Sólo que, al día siguiente, todo estaba otra vez por hacer… Apoderarse de una multitud, llevarla al punto preciso donde se la quiere conducir, es un juego de niños para un tribuno en plena posesión de sus medios y de sus dotes. Pero están los comités, cualquiera que sea el nombre que les dé, los comités y su acción paciente, obstinada, invencible…

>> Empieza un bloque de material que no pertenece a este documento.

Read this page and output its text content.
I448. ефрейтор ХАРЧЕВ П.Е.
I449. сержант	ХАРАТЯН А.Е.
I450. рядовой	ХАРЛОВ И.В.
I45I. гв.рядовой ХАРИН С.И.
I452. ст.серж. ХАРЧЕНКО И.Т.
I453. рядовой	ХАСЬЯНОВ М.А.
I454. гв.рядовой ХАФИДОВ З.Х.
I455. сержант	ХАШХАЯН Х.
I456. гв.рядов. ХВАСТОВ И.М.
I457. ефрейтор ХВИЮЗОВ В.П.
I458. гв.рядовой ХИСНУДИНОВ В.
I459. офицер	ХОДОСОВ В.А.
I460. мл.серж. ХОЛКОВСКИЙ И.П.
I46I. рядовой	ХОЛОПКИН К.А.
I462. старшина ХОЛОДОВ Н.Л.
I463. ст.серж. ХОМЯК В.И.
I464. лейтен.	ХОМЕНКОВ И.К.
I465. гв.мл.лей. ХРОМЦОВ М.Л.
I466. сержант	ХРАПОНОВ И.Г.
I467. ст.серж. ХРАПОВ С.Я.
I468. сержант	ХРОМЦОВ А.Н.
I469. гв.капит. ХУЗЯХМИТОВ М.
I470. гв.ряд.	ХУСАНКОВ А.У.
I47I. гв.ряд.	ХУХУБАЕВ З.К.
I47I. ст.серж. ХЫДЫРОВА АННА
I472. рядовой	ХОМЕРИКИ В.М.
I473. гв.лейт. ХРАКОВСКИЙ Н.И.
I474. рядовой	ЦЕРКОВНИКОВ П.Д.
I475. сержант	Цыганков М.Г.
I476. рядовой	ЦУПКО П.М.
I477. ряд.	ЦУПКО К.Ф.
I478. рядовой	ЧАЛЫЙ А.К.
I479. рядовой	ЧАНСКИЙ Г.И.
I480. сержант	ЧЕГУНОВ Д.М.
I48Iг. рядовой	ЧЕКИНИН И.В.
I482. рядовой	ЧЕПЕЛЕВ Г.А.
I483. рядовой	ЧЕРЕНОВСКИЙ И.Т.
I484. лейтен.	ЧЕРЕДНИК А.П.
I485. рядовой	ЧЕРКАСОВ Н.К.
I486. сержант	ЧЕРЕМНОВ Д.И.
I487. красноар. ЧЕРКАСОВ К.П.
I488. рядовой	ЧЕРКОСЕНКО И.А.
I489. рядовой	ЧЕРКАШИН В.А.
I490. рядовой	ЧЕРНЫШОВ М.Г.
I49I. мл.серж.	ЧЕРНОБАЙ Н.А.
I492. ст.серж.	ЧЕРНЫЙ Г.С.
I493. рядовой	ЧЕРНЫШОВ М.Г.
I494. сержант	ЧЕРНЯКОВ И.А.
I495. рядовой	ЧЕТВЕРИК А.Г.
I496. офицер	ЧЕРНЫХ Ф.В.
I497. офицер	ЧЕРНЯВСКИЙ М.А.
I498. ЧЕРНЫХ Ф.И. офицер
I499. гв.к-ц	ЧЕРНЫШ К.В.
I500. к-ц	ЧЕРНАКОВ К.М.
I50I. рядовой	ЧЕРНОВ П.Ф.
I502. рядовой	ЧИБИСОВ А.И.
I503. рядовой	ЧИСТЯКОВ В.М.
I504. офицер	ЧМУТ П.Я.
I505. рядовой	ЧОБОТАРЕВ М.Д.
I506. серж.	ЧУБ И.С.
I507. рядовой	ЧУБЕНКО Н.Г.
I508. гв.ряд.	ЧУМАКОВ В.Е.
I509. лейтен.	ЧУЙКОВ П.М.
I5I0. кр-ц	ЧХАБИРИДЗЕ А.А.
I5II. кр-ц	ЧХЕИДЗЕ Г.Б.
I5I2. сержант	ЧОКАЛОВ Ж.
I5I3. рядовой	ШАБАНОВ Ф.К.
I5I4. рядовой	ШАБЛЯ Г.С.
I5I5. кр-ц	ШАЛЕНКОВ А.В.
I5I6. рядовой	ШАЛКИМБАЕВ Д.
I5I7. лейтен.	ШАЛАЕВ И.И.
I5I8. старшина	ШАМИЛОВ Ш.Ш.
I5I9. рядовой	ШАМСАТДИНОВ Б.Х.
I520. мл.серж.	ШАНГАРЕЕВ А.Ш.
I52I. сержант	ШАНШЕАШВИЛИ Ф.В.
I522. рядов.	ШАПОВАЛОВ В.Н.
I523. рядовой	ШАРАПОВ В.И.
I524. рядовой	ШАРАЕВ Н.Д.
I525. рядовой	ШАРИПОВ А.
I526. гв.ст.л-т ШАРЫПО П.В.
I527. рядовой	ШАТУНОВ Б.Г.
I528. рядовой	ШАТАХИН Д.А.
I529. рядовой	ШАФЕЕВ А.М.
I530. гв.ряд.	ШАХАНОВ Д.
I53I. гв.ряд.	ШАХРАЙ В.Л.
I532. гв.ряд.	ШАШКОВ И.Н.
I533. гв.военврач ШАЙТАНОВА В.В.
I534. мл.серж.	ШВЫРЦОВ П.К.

Apenas Lutero había vuelto a partir cuando ya empezaba otra vez el trabajo contra él, contra su timidez y sus medidas tibias. Pronto se hablará, como es de rigor, de su traición. Y lo trágico era que esos hombres, con quienes Lutero se disputaba las multitudes, era a Lutero mismo, su ejemplo y su rebeldía, a quien decían seguir para sobrepasarlo. Hollando su cuerpo derribado, pretendían elevarse muy por encima de él. Individualistas místicos, únicamente ávidos de sumergir el alma, de revolcarla voluptuosamente en los abismos de lo invisible y de saborear en el fondo de sus conciencias —sin necesidad de Iglesia alguna, de culto o de doctores— la embriaguez lenta de ese deleite solitario; anabaptistas iluminados y sectarios, en busca de un reino de Dios que agrupara sólo a los elegidos, inspirados por el Espíritu y gozando en igualdad perfecta las alegrías de un comunismo sin restricción: todos parecían decir, tendiendo a Lutero un espejo con su propia efigie reflejada: “Mira. Eres tú. Tú en tus días de audacia. ¿Cómo podrías culparnos? Lo que decimos, tú lo has dicho antes que nosotros. Sólo que nosotros, más lógicos, más independientes, vamos hasta el final. Tú, cobardemente, te sientas a un lado del camino para mirarnos pasar encogiéndote de hombros…”. Argumentación especiosa. Lutero pudo pronto medir su éxito.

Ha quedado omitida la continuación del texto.